We wanted to establish one point in our June 2013 URPE article, “Capitalist Class Agency and the New Deal Order”: radical economists have been mistaken in believing that a “limited capital-labor accord” existed in the post World War II era and this mistake has had negative political consequences lasting to the present. We understand that class relations are affected (differently) by racial and gender relations.  We do not think the latter are “unimportant” and have written extensively on gender and labor elsewhere (Hillard and McIntyre, 2009a, 2009b, 1992).
We do not deny “the entire history of struggle by African-Americans” either inside or outside the military.  In fact, one of the more lamentable aspects of the capitalist offensive against labor in the 1940s was the elimination of a number of CIO unions that had large African-American and female memberships (McIntyre, forthcoming).
We do draw on Lichtenstein as well as historians like Thomas Sugrue and Nancy MacLean whose work we can strongly recommend. In fact one of our goals in our recent articles has been to try to reconnect radical economics and working class historians (Hillard, 2012, McIntyre 2012). One cannot do everything in one article and neither race nor gender and their effects on class were our focus in this one. We do think that the political shift from class-consciousness to individual rights consciousness was and is an important part of the deepening of capitalist hegemony in the US. We believe the weight of recent historical research supports this, but Quick apparently disagrees. So be it.
We do not idealize trade unions, as Quick apparently believes that we do. Again, the point of our article was not to critique the (sometimes) racist practices of trade unions but to demonstrate that what radical economists have taken to be a truce between capital and labor in the late 1940s was in fact a defeat for labor. This is commonplace among labor historians now but is still largely unacceptable to radical economists.  We remain convinced that understanding this defeat is critical to building a new working class movement across the many cultural, economic, and political divisions that exist in the US today.
References

M. Hillard, 2012. “‘The End of Collaboration’: Industrial Relations’ Re-engagement of the Labor Question and Progressive Labor Policy Activism,” Labor, 9:4, Winter 2012

_______, and R. McIntyre, 2009a. “The Class-Gender Nexus in the American Economy and in Attempts to ‘Rebuild the Labor Movement,’” with Michael Hillard, in Graham Cassano, ed., HOME/FRONT: Overdetermination, Class Struggle, and New Departures in the Marxian Analysis of the Household, Routledge Press, 2009.

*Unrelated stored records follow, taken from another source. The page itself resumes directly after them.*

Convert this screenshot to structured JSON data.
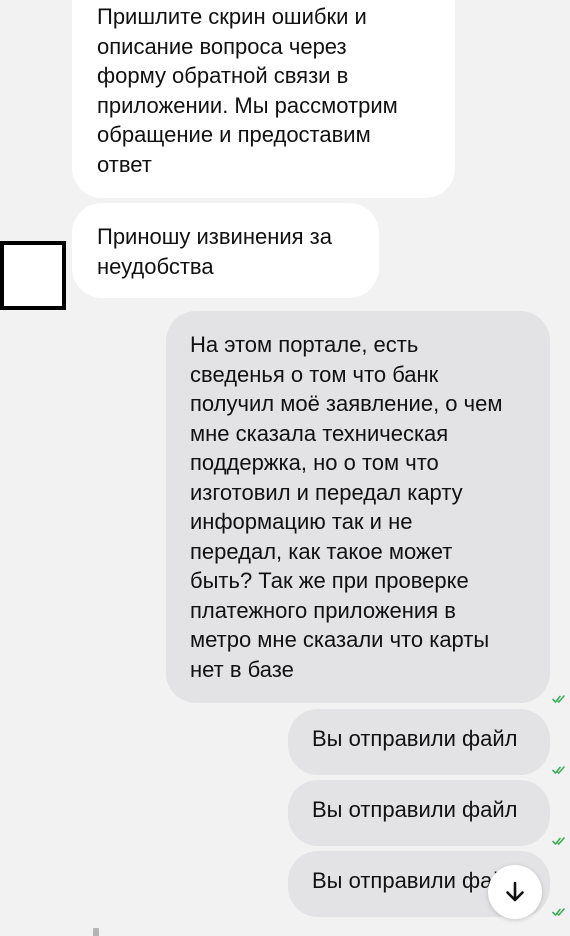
{
  "messages": [
    {
      "direction": "incoming",
      "text": "Пришлите скрин ошибки и\nописание вопроса через\nформу обратной связи в\nприложении. Мы рассмотрим\nобращение и предоставим\nответ"
    },
    {
      "direction": "incoming",
      "text": "Приношу извинения за\nнеудобства"
    },
    {
      "direction": "outgoing",
      "text": "На этом портале, есть\nсведенья о том что банк\nполучил моё заявление, о чем\nмне сказала техническая\nподдержка, но о том что\nизготовил и передал карту\nинформацию так и не\nпередал, как такое может\nбыть? Так же при проверке\nплатежного приложения в\nметро мне сказали что карты\nнет в базе",
      "status": "read"
    },
    {
      "direction": "outgoing",
      "text": "Вы отправили файл",
      "status": "read"
    },
    {
      "direction": "outgoing",
      "text": "Вы отправили файл",
      "status": "read"
    },
    {
      "direction": "outgoing",
      "text": "Вы отправили файл",
      "status": "read"
    }
  ],
  "icons": {
    "read_receipt": "double-check-icon",
    "scroll_down": "arrow-down-icon"
  },
  "colors": {
    "background": "#f2f2f2",
    "incoming_bubble": "#ffffff",
    "outgoing_bubble": "#e3e3e5",
    "read_tick": "#3fae5a"
  }
}
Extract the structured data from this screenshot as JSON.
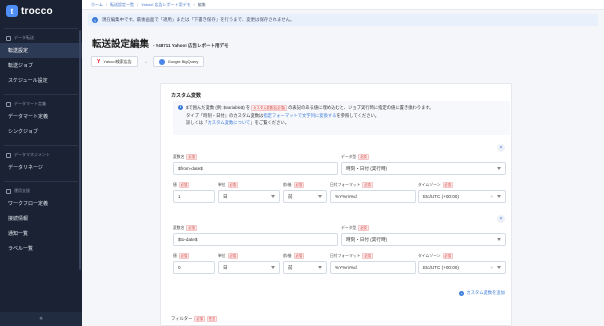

_______,  2009b. “A Radical Critique and Alternative to U.S. Industrial Relations Theory and Practice” in Fred Lee and Jon Bekkan, editors, Radical Economics and the Labor Movement, Routledge Press 2009.
_______, 1992. “Stressed Families, Impoverished Families: Crises in the Household and in the Reproduction of the Working Class,” Review of Radical Political Economics Summer 1992 vol. 24 no. 2 17-25

R. McIntyre, forthcoming. “Labor Militance and the New Deal: Some Lessons for Today,” in Sheila D. Collins and Gertrude Schaffner Goldberg, When Government Helped: Learning from the Successes and Failures of the New Deal. Oxford: Oxford University Press.

_______, 2012. “Radical Labor Economics, Labor History, and Employment Relations: The State of the Conversation” Labor: Studies in Working Class History of the Americas, 9:4, Winter 2012.